Experiment of H. Ramberg

Boudinage due to tension Redistribution of stresses in the process of strain 2 versions : The 1st version. Layer is isolated and surrounded by air. Let us exert it tensile forces to. If the strength of layer is higher than the elastic limit (viscous case), i.e., there is a certain range of plasticity, then an orthogonal section with the smallest area will always be located; the talk about it already went. But if the strength limit of layer coincides with its elastic limit (brittle case), then the tension joint appears also in the area of the smallest orthogonal section; this case has already been discussed as well.
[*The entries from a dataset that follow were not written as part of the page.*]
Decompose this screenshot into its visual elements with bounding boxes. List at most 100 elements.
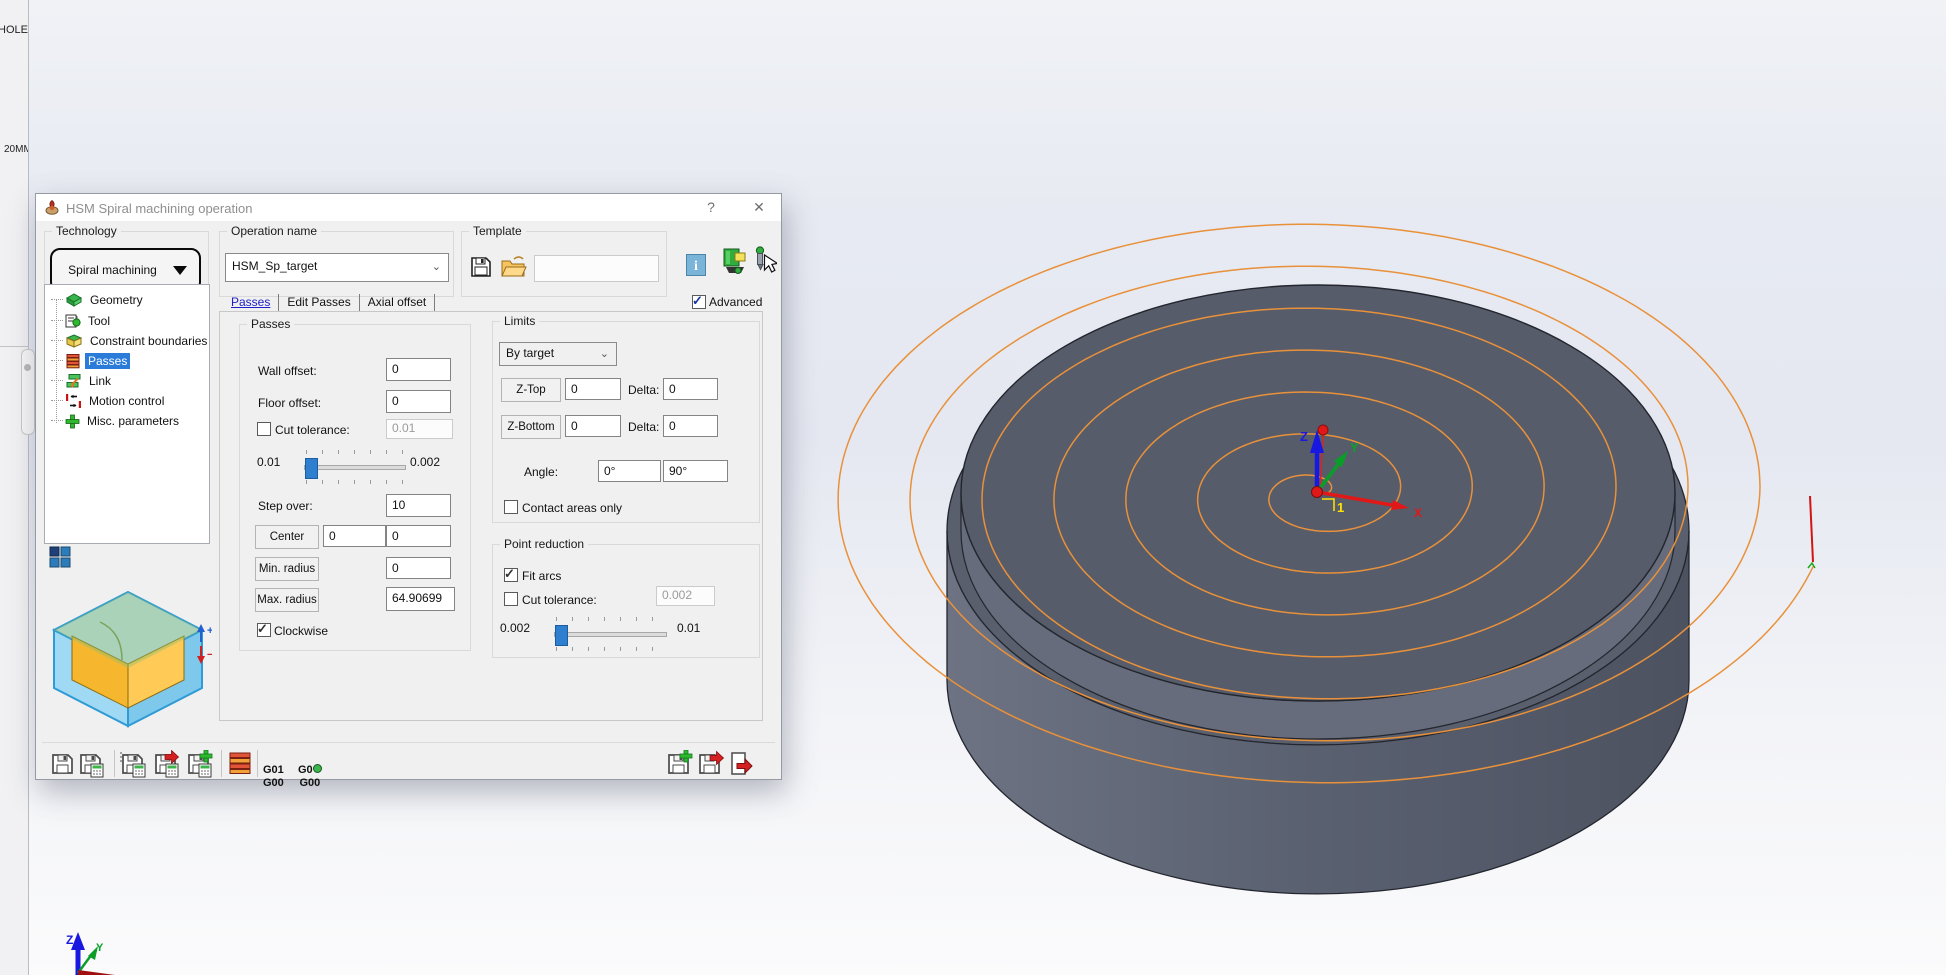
pr-slider-track[interactable] bbox=[554, 632, 667, 637]
z-top-delta-input[interactable]: 0 bbox=[663, 378, 718, 400]
tolerance-slider-track[interactable] bbox=[304, 465, 406, 470]
tree-item-20mm[interactable]: 20MM bbox=[4, 144, 28, 155]
wall-offset-input[interactable]: 0 bbox=[386, 358, 451, 381]
center-x-input[interactable]: 0 bbox=[323, 525, 386, 547]
gcode-simulate-button[interactable]: G0 G00 bbox=[298, 751, 322, 790]
template-field[interactable] bbox=[534, 255, 659, 282]
operation-name-group-label: Operation name bbox=[227, 224, 322, 239]
center-button[interactable]: Center bbox=[255, 525, 319, 549]
save-template-icon[interactable] bbox=[469, 254, 493, 280]
save-copy-calculate-button[interactable] bbox=[186, 750, 214, 778]
min-radius-button[interactable]: Min. radius bbox=[255, 557, 319, 581]
info-icon[interactable]: i bbox=[686, 254, 706, 276]
open-template-folder-icon[interactable] bbox=[500, 254, 528, 280]
z-bottom-delta-input[interactable]: 0 bbox=[663, 415, 718, 437]
passes-toolbar-icon[interactable] bbox=[227, 750, 255, 778]
angle-from-input[interactable]: 0° bbox=[598, 460, 661, 482]
fit-arcs-label: Fit arcs bbox=[522, 569, 562, 583]
chevron-down-icon: ⌄ bbox=[431, 261, 441, 273]
limits-mode-dropdown[interactable]: By target ⌄ bbox=[499, 342, 617, 366]
z-top-input[interactable]: 0 bbox=[565, 378, 621, 400]
pr-slider-max-label: 0.01 bbox=[677, 621, 701, 635]
cut-tolerance-label: Cut tolerance: bbox=[275, 423, 350, 437]
tolerance-slider-min-label: 0.01 bbox=[257, 455, 281, 469]
tree-item-motion-control[interactable]: Motion control bbox=[51, 391, 167, 411]
step-over-input[interactable]: 10 bbox=[386, 494, 451, 517]
tab-passes[interactable]: Passes bbox=[223, 294, 280, 311]
max-radius-button[interactable]: Max. radius bbox=[255, 588, 319, 612]
toolbar-divider bbox=[42, 742, 775, 743]
clockwise-checkbox[interactable] bbox=[257, 621, 271, 637]
tab-edit-passes[interactable]: Edit Passes bbox=[279, 294, 360, 311]
wall-offset-preview-image: + − bbox=[51, 590, 212, 728]
dialog-titlebar[interactable]: HSM Spiral machining operation ? ✕ bbox=[36, 194, 781, 221]
z-bottom-input[interactable]: 0 bbox=[565, 415, 621, 437]
select-tool-cursor-icon[interactable] bbox=[752, 246, 777, 276]
floor-offset-label: Floor offset: bbox=[258, 396, 322, 410]
tolerance-slider-handle[interactable] bbox=[305, 458, 318, 479]
entry-mark bbox=[1807, 561, 1816, 569]
simulate-badge-icon bbox=[312, 764, 322, 773]
pr-cut-tolerance-input[interactable]: 0.002 bbox=[656, 586, 715, 606]
window-layout-icon[interactable] bbox=[49, 546, 71, 568]
pr-slider-handle[interactable] bbox=[555, 625, 568, 646]
save-button[interactable] bbox=[50, 750, 78, 778]
wall-offset-label: Wall offset: bbox=[258, 364, 317, 378]
tree-item-constraint-boundaries[interactable]: Constraint boundaries bbox=[51, 331, 210, 351]
constraint-boundaries-icon bbox=[65, 334, 83, 348]
pr-slider-min-label: 0.002 bbox=[500, 621, 531, 635]
tree-item-passes[interactable]: Passes bbox=[51, 351, 131, 371]
center-y-input[interactable]: 0 bbox=[386, 525, 451, 547]
panel-splitter-handle[interactable] bbox=[21, 349, 35, 435]
corner-y-label: Y bbox=[96, 942, 104, 954]
gcode-preview-button[interactable]: G01 G00 bbox=[263, 751, 284, 790]
z-top-button[interactable]: Z-Top bbox=[501, 378, 561, 402]
tree-item-hole[interactable]: HOLE bbox=[0, 24, 28, 36]
z-bottom-delta-label: Delta: bbox=[628, 420, 660, 434]
machine-simulation-icon[interactable] bbox=[722, 247, 749, 276]
chevron-down-icon: ⌄ bbox=[599, 348, 609, 360]
exit-button[interactable] bbox=[728, 750, 756, 778]
panel-divider bbox=[0, 346, 29, 347]
operation-name-combo[interactable]: HSM_Sp_target ⌄ bbox=[225, 253, 449, 282]
step-over-label: Step over: bbox=[258, 499, 313, 513]
cut-tolerance-checkbox[interactable] bbox=[257, 422, 271, 436]
max-radius-input[interactable]: 64.90699 bbox=[386, 587, 455, 611]
help-button[interactable]: ? bbox=[696, 199, 726, 217]
dropdown-arrow-icon bbox=[173, 265, 187, 275]
pr-cut-tolerance-checkbox[interactable] bbox=[504, 592, 518, 606]
contact-areas-label: Contact areas only bbox=[522, 501, 623, 515]
tree-item-misc-parameters[interactable]: Misc. parameters bbox=[51, 411, 182, 431]
pr-slider-ticks-top bbox=[556, 617, 664, 621]
tree-item-geometry[interactable]: Geometry bbox=[51, 290, 146, 310]
advanced-checkbox[interactable] bbox=[692, 293, 706, 309]
z-top-delta-label: Delta: bbox=[628, 383, 660, 397]
svg-text:−: − bbox=[207, 649, 212, 661]
template-group-label: Template bbox=[469, 224, 526, 239]
contact-areas-checkbox[interactable] bbox=[504, 500, 518, 514]
pr-cut-tolerance-label: Cut tolerance: bbox=[522, 593, 597, 607]
solidcam-operation-icon bbox=[45, 200, 59, 215]
tab-axial-offset[interactable]: Axial offset bbox=[360, 294, 436, 311]
tree-item-link[interactable]: Link bbox=[51, 371, 114, 391]
close-button[interactable]: ✕ bbox=[744, 199, 774, 217]
cut-tolerance-input[interactable]: 0.01 bbox=[386, 419, 453, 439]
tree-item-tool[interactable]: Tool bbox=[51, 311, 113, 331]
tool-icon bbox=[65, 314, 81, 328]
splitter-knob bbox=[24, 364, 31, 371]
save-add-operation-button[interactable] bbox=[666, 750, 694, 778]
save-calculate-selected-button[interactable] bbox=[120, 750, 148, 778]
angle-to-input[interactable]: 90° bbox=[663, 460, 728, 482]
feature-tree-strip: HOLE 20MM bbox=[0, 0, 29, 975]
passes-icon bbox=[66, 354, 80, 369]
min-radius-input[interactable]: 0 bbox=[386, 557, 451, 579]
save-calculate-button[interactable] bbox=[78, 750, 106, 778]
save-next-operation-button[interactable] bbox=[697, 750, 725, 778]
fit-arcs-checkbox[interactable] bbox=[504, 566, 518, 582]
rapid-plunge-line bbox=[1809, 495, 1814, 563]
floor-offset-input[interactable]: 0 bbox=[386, 390, 451, 413]
z-bottom-button[interactable]: Z-Bottom bbox=[501, 415, 561, 439]
save-calculate-exit-button[interactable] bbox=[153, 750, 181, 778]
misc-parameters-icon bbox=[65, 414, 80, 428]
point-reduction-group-label: Point reduction bbox=[500, 537, 589, 552]
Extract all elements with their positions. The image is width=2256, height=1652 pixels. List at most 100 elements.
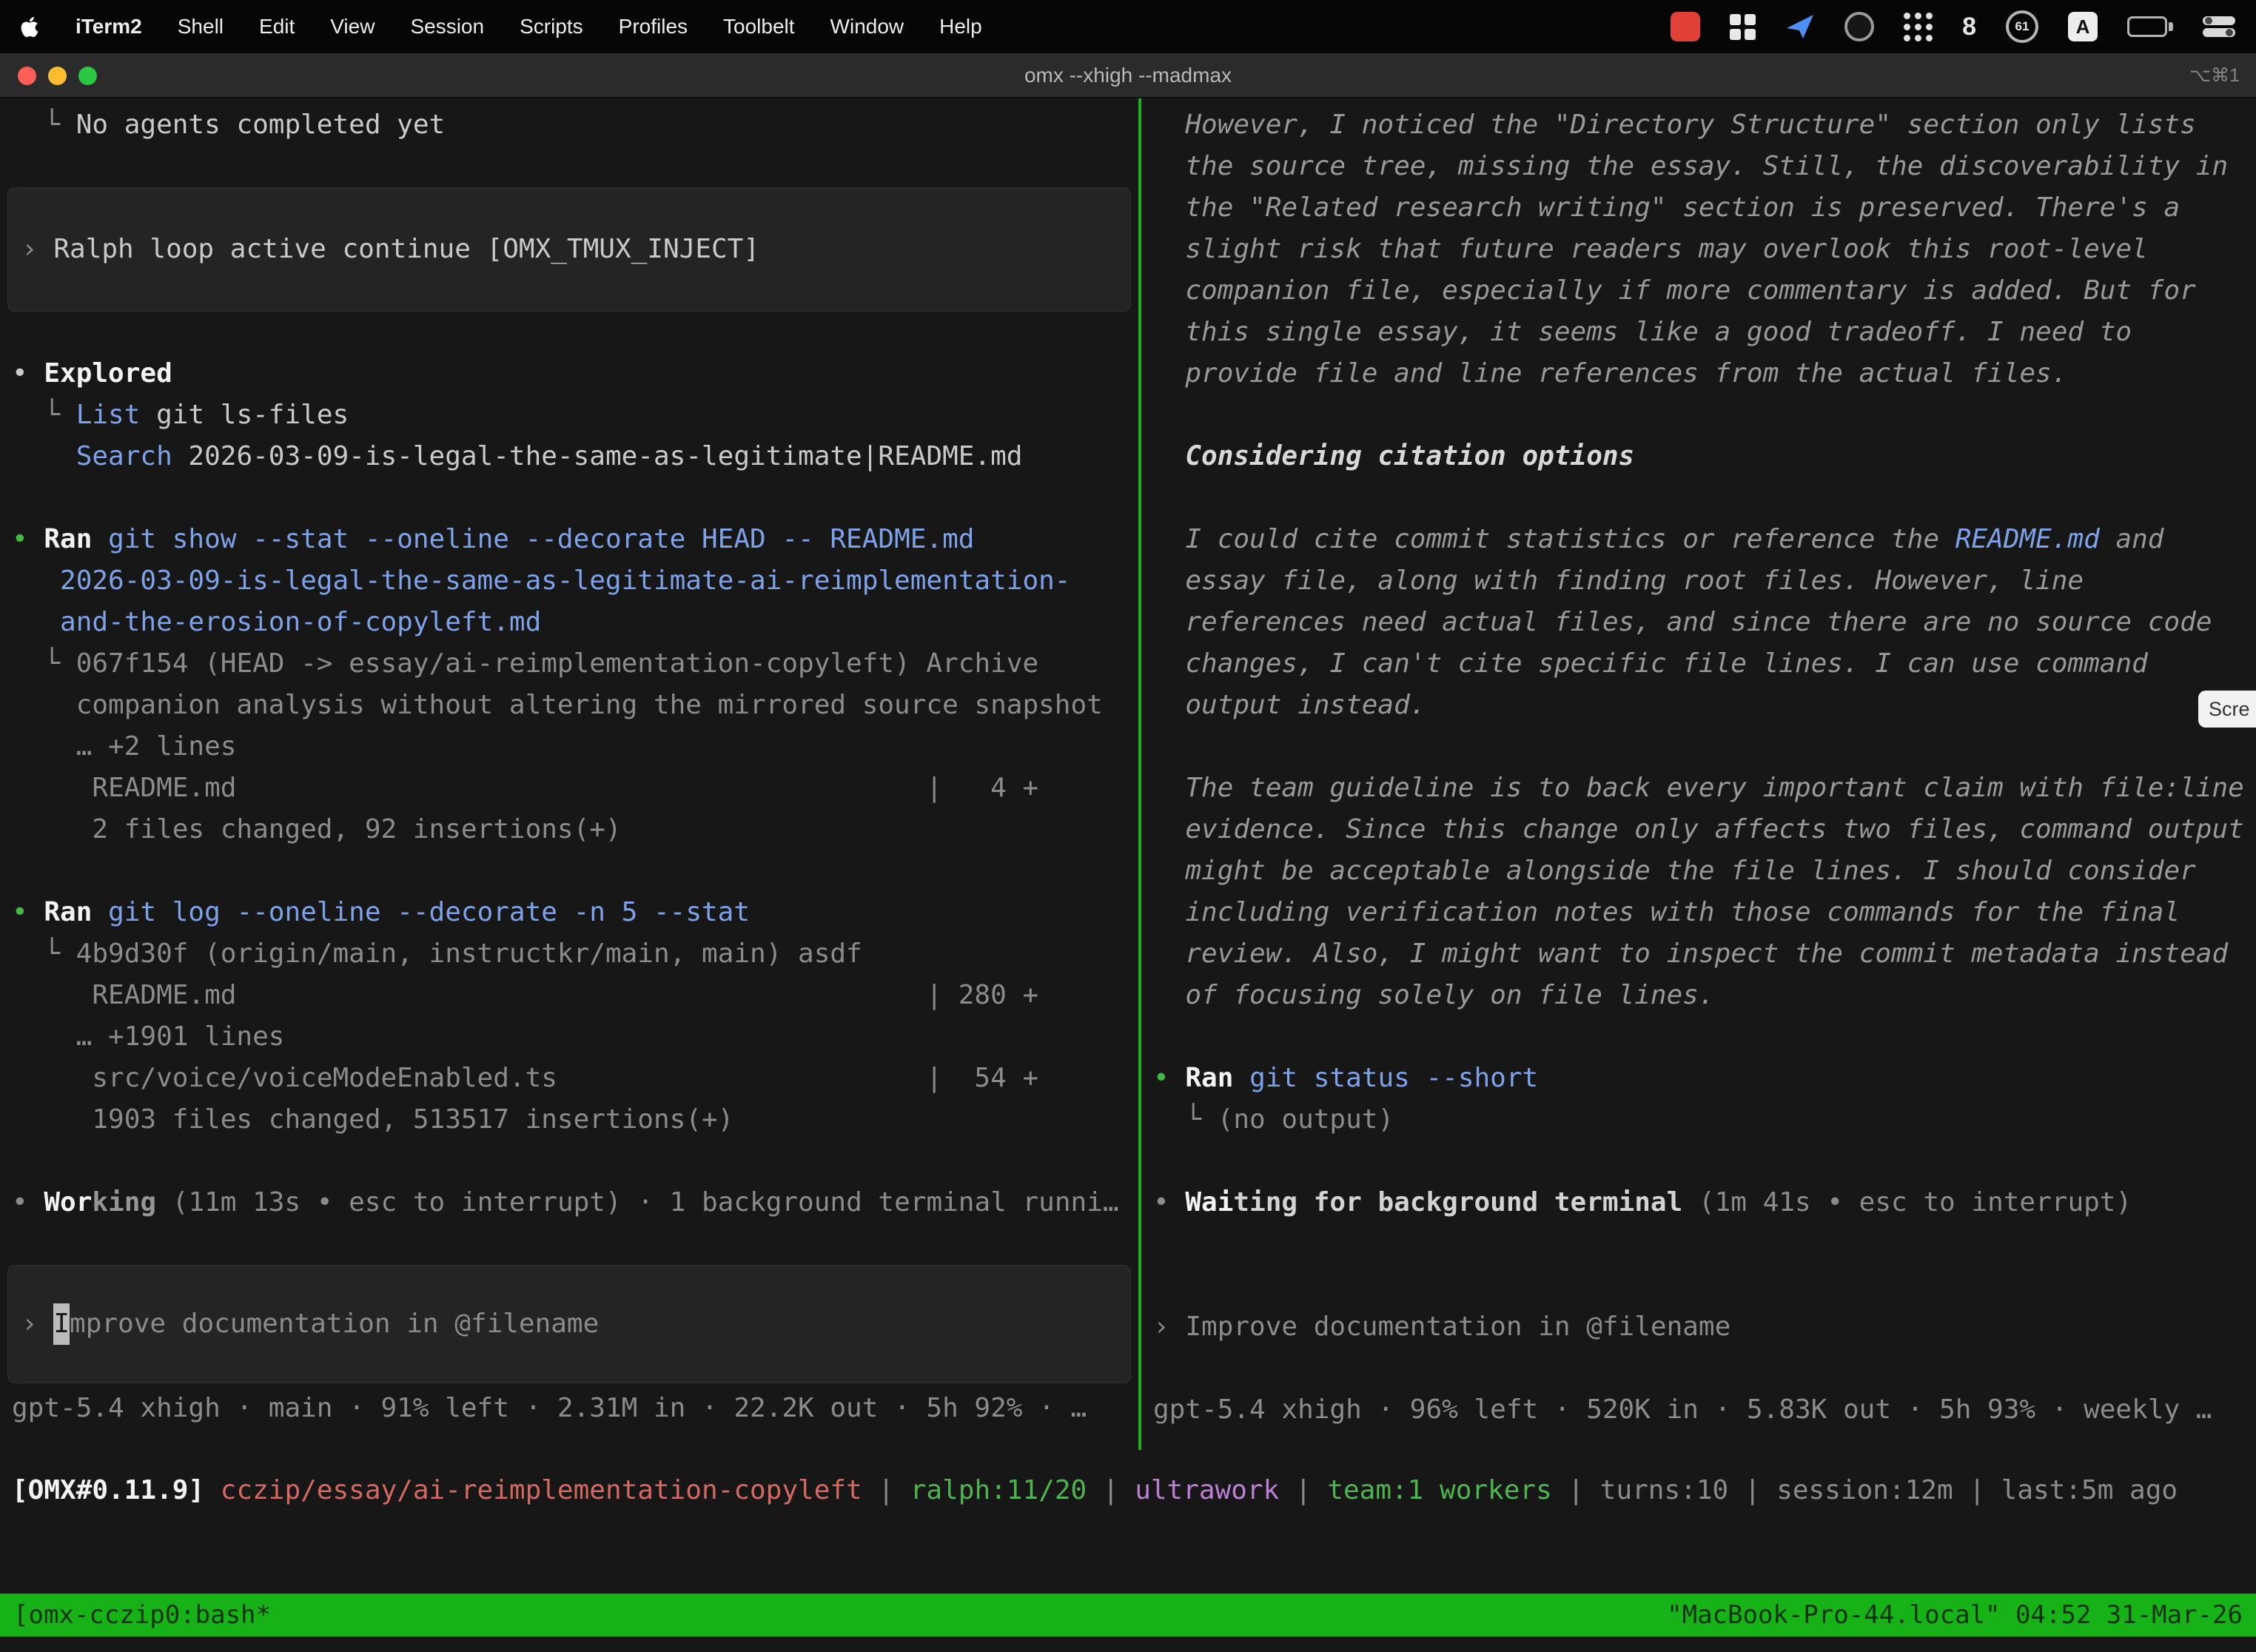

Thus, in both examined cases (viscous and brittle) stress is redistributed and is concentrated in the sole cross section of layer. But we observe entirely another in nature: boudinage of the layers, in each of which many “necks” or tension joints are formed. The 2nd version. Now we will have a talk about the influence of the distributed application of force on the process of tectonic deformation. s h ls =  0 Determination of distance between the adjacent tension joints, which cut a layer, by its tension, caused by distributed application of stretching force to it. Based on this example, it is very clearly: the relationship of forces and stresses. This is seemingly stretchable rubber, stuck on the layer and which evenly stretches layers; that is just some distributed application of force. Or as if layer extend ants, each pulling its section. We don’t know о, but we know s and h. о is one and the same, in the uniform structural situation, for example, on the wing of a fold. Depending on the relationship of e and s , either viscous or brittle cases will occur.

Another case of distributed application of force: tension joints disposed en échelon by simple shear. Direction of shear (“against the fur”) is the most frequent error at the examination.